TEMPO.CO, Jakarta - Pakar hukum tata negara Bivitri Susanti mengatakan setidaknya ada tiga bahaya perubahan masa jabatan presiden 3 periode. Bahaya pertama, menurut Bivitri, besar potensi terjadi penyalahgunaan kekuasaan.
Dia menyitir pernyataan guru besar sejarah modern di Universitas Cambridge, Lord Acton (1834-1902) "power tends to corrupt". Bivitri mengatakan ungkapan klasik itu terbukti benar, yakni semakin lama orang berkuasa semakin besar pula potensi penyalahgunaan kekuasaan.
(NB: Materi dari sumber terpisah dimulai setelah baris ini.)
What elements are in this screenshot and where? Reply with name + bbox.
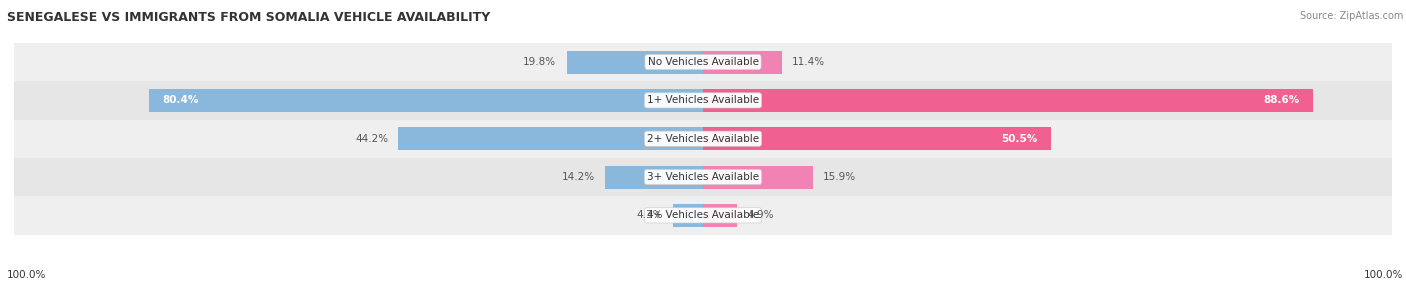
Text: 2+ Vehicles Available: 2+ Vehicles Available (647, 134, 759, 144)
Text: 88.6%: 88.6% (1264, 96, 1299, 105)
Bar (14, 43, 1392, 81)
Bar (703, 166, 813, 188)
Text: 3+ Vehicles Available: 3+ Vehicles Available (647, 172, 759, 182)
Text: Source: ZipAtlas.com: Source: ZipAtlas.com (1299, 11, 1403, 21)
Bar (673, 204, 703, 227)
Text: 100.0%: 100.0% (1364, 270, 1403, 280)
Text: 15.9%: 15.9% (823, 172, 856, 182)
Text: 50.5%: 50.5% (1001, 134, 1038, 144)
Text: SENEGALESE VS IMMIGRANTS FROM SOMALIA VEHICLE AVAILABILITY: SENEGALESE VS IMMIGRANTS FROM SOMALIA VE… (7, 11, 491, 24)
Text: 100.0%: 100.0% (7, 270, 46, 280)
Bar (398, 127, 703, 150)
Bar (14, 196, 1392, 235)
Text: 1+ Vehicles Available: 1+ Vehicles Available (647, 96, 759, 105)
Bar (703, 204, 737, 227)
Text: 80.4%: 80.4% (163, 96, 200, 105)
Bar (567, 51, 703, 74)
Bar (149, 89, 703, 112)
Text: No Vehicles Available: No Vehicles Available (648, 57, 758, 67)
Bar (14, 120, 1392, 158)
Text: 14.2%: 14.2% (562, 172, 595, 182)
Text: 19.8%: 19.8% (523, 57, 557, 67)
Bar (14, 158, 1392, 196)
Bar (703, 51, 782, 74)
Text: 4+ Vehicles Available: 4+ Vehicles Available (647, 210, 759, 220)
Text: 44.2%: 44.2% (356, 134, 388, 144)
Bar (703, 127, 1050, 150)
Text: 4.3%: 4.3% (637, 210, 664, 220)
Text: 4.9%: 4.9% (747, 210, 773, 220)
Bar (14, 81, 1392, 120)
Text: 11.4%: 11.4% (792, 57, 825, 67)
Bar (605, 166, 703, 188)
Bar (703, 89, 1313, 112)
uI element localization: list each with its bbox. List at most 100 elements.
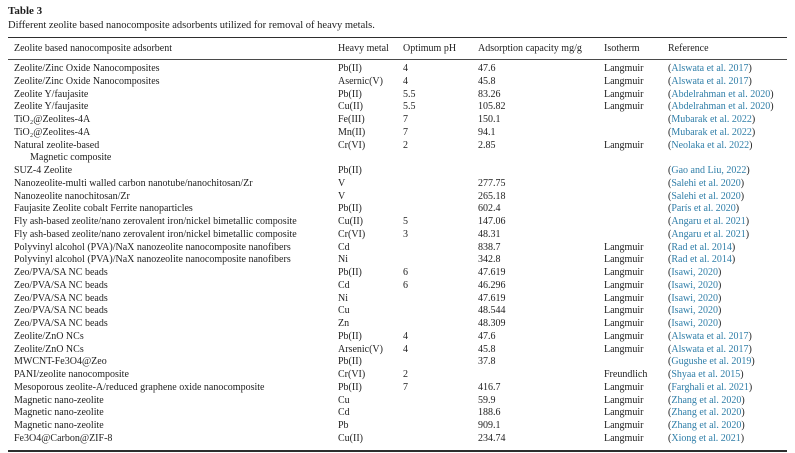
isotherm-cell: Langmuir (604, 254, 644, 266)
citation-link[interactable]: Rad et al. 2014 (671, 241, 732, 253)
citation-link[interactable]: Alswata et al. 2017 (671, 75, 749, 87)
optimum-ph-cell (403, 356, 478, 369)
adsorbent-cell: Polyvinyl alcohol (PVA)/NaX nanozeolite … (8, 254, 338, 267)
adsorption-capacity-cell: 94.1 (478, 126, 496, 138)
heavy-metal-cell: V (338, 177, 346, 189)
citation-link[interactable]: Alswata et al. 2017 (671, 63, 749, 74)
isotherm-cell: Langmuir (604, 343, 644, 355)
adsorbent-cell: SUZ-4 Zeolite (8, 165, 338, 178)
citation-link[interactable]: Xiong et al. 2021 (671, 432, 741, 444)
adsorbent-cell: Zeolite/Zinc Oxide Nanocomposites (8, 76, 338, 89)
citation-parentheses: Farghali et al. 2021 (668, 382, 752, 393)
adsorbent-cell: Zeo/PVA/SA NC beads (8, 318, 338, 331)
adsorbent-name: Mesoporous zeolite-A/reduced graphene ox… (14, 381, 265, 393)
adsorbent-cell: Zeo/PVA/SA NC beads (8, 267, 338, 280)
table-row: PANI/zeolite nanocomposite Cr(VI) 2 Freundl… (8, 369, 787, 382)
heavy-metal-cell: Cu(II) (338, 101, 363, 113)
citation-link[interactable]: Abdelrahman et al. 2020 (671, 101, 771, 113)
adsorption-capacity-cell: 47.6 (478, 63, 496, 74)
isotherm-cell (604, 356, 668, 369)
heavy-metal-cell: V (338, 190, 346, 202)
citation-link[interactable]: Isawi, 2020 (671, 279, 719, 291)
optimum-ph-cell (403, 305, 478, 318)
isotherm-cell: Langmuir (604, 63, 644, 74)
isotherm-cell: Langmuir (604, 241, 644, 253)
heavy-metal-cell: Cu (338, 305, 350, 317)
citation-link[interactable]: Gao and Liu, 2022 (671, 165, 747, 176)
heavy-metal-cell: Pb (338, 420, 349, 431)
citation-link[interactable]: Isawi, 2020 (671, 292, 719, 304)
optimum-ph-cell: 7 (403, 381, 408, 393)
heavy-metal-cell: Cd (338, 279, 350, 291)
reference-cell: Abdelrahman et al. 2020 (668, 89, 787, 102)
citation-link[interactable]: Salehi et al. 2020 (671, 190, 741, 202)
heavy-metal-cell: Cu (338, 394, 350, 406)
table-row: Zeolite Y/faujasite Cu(II) 5.5 105.82 Langmu… (8, 101, 787, 114)
heavy-metal-cell: Asernic(V) (338, 75, 383, 87)
isotherm-cell (604, 127, 668, 140)
adsorption-capacity-cell: 59.9 (478, 394, 496, 406)
citation-parentheses: Zhang et al. 2020 (668, 407, 745, 418)
optimum-ph-cell: 4 (403, 330, 408, 342)
citation-link[interactable]: París et al. 2020 (671, 203, 736, 215)
adsorbents-table: Zeolite based nanocomposite adsorbent He… (8, 37, 787, 452)
citation-parentheses: Angaru et al. 2021 (668, 216, 749, 227)
citation-link[interactable]: Gugushe et al. 2019 (671, 356, 752, 368)
adsorbent-cell: Magnetic nano-zeolite (8, 395, 338, 408)
heavy-metal-cell: Pb(II) (338, 165, 362, 176)
citation-parentheses: Mubarak et al. 2022 (668, 114, 755, 125)
table-row: Fly ash-based zeolite/nano zerovalent ir… (8, 229, 787, 242)
citation-link[interactable]: Mubarak et al. 2022 (671, 126, 752, 138)
adsorption-capacity-cell: 37.8 (478, 356, 496, 368)
citation-link[interactable]: Isawi, 2020 (671, 318, 719, 329)
adsorbent-cell: TiO₂@Zeolites-4A (8, 127, 338, 140)
citation-link[interactable]: Angaru et al. 2021 (671, 228, 746, 240)
citation-link[interactable]: Abdelrahman et al. 2020 (671, 88, 771, 100)
citation-link[interactable]: Farghali et al. 2021 (671, 381, 749, 393)
citation-link[interactable]: Salehi et al. 2020 (671, 177, 741, 189)
reference-cell: Isawi, 2020 (668, 293, 787, 306)
heavy-metal-cell: Ni (338, 254, 348, 266)
heavy-metal-cell: Pb(II) (338, 88, 362, 100)
citation-link[interactable]: Rad et al. 2014 (671, 254, 732, 266)
citation-link[interactable]: Alswata et al. 2017 (671, 343, 749, 355)
adsorbent-name: Zeolite/ZnO NCs (14, 330, 84, 342)
table-body: Zeolite/Zinc Oxide Nanocomposites Pb(II) 4… (8, 60, 787, 450)
citation-parentheses: Gao and Liu, 2022 (668, 165, 750, 176)
citation-link[interactable]: Alswata et al. 2017 (671, 330, 749, 342)
citation-link[interactable]: Zhang et al. 2020 (671, 394, 742, 406)
citation-parentheses: Alswata et al. 2017 (668, 76, 752, 87)
citation-parentheses: Isawi, 2020 (668, 318, 721, 329)
column-header-heavy-metal: Heavy metal (338, 43, 389, 54)
citation-link[interactable]: Isawi, 2020 (671, 267, 719, 278)
optimum-ph-cell: 2 (403, 139, 408, 151)
citation-parentheses: Mubarak et al. 2022 (668, 127, 755, 138)
citation-link[interactable]: Zhang et al. 2020 (671, 407, 742, 419)
adsorbent-name: Nanozeolite nanochitosan/Zr (14, 190, 130, 202)
citation-parentheses: Angaru et al. 2021 (668, 229, 749, 240)
adsorbent-name: Magnetic nano-zeolite (14, 407, 104, 419)
citation-link[interactable]: Mubarak et al. 2022 (671, 114, 752, 125)
reference-cell: Gao and Liu, 2022 (668, 165, 787, 178)
table-row: Zeolite/Zinc Oxide Nanocomposites Asernic… (8, 76, 787, 89)
adsorption-capacity-cell: 45.8 (478, 75, 496, 87)
table-row: Polyvinyl alcohol (PVA)/NaX nanozeolite … (8, 254, 787, 267)
citation-link[interactable]: Angaru et al. 2021 (671, 216, 746, 227)
citation-link[interactable]: Isawi, 2020 (671, 305, 719, 317)
citation-parentheses: Zhang et al. 2020 (668, 395, 745, 406)
heavy-metal-cell: Cu(II) (338, 432, 363, 444)
adsorbent-cell: Zeolite/ZnO NCs (8, 331, 338, 344)
isotherm-cell: Langmuir (604, 267, 644, 278)
table-header-row: Zeolite based nanocomposite adsorbent He… (8, 38, 787, 60)
adsorbent-name-continuation: Magnetic composite (30, 152, 112, 164)
optimum-ph-cell (403, 420, 478, 433)
citation-link[interactable]: Neolaka et al. 2022 (671, 139, 750, 151)
reference-cell: Isawi, 2020 (668, 305, 787, 318)
heavy-metal-cell: Zn (338, 318, 350, 329)
table-row: Polyvinyl alcohol (PVA)/NaX nanozeolite … (8, 242, 787, 255)
adsorbent-cell: PANI/zeolite nanocomposite (8, 369, 338, 382)
citation-link[interactable]: Zhang et al. 2020 (671, 420, 742, 431)
adsorbent-name: Zeolite Y/faujasite (14, 88, 89, 100)
heavy-metal-cell: Cu(II) (338, 216, 363, 227)
citation-link[interactable]: Shyaa et al. 2015 (671, 369, 741, 380)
"Semakin lama seseorang menduduki satu jabatan, tidak hanya orangnya sendiri, tetapi jaringan kekuasaan yang terbangun pasti enggan kehilangan kedekatannya dengan kekuasaan itu," kata Bivitri kepada Tempo, Senin, 21 Juni 2021.
Bahaya kedua menurut Bivitri adalah tidak adanya regenerasi kepemimpinan. Padahal, kata dia, banyak sekali pemimpin-pemimpin baru yang potensial di Indonesia.
Meski seakan yang berganti hanya pucuk pimpinan, Bivitri meyakini jajaran di bawah maupun jaringannya ada yang ikut berganti. "Dan ini penting bagi demokrasi yang sehat," ujar dia.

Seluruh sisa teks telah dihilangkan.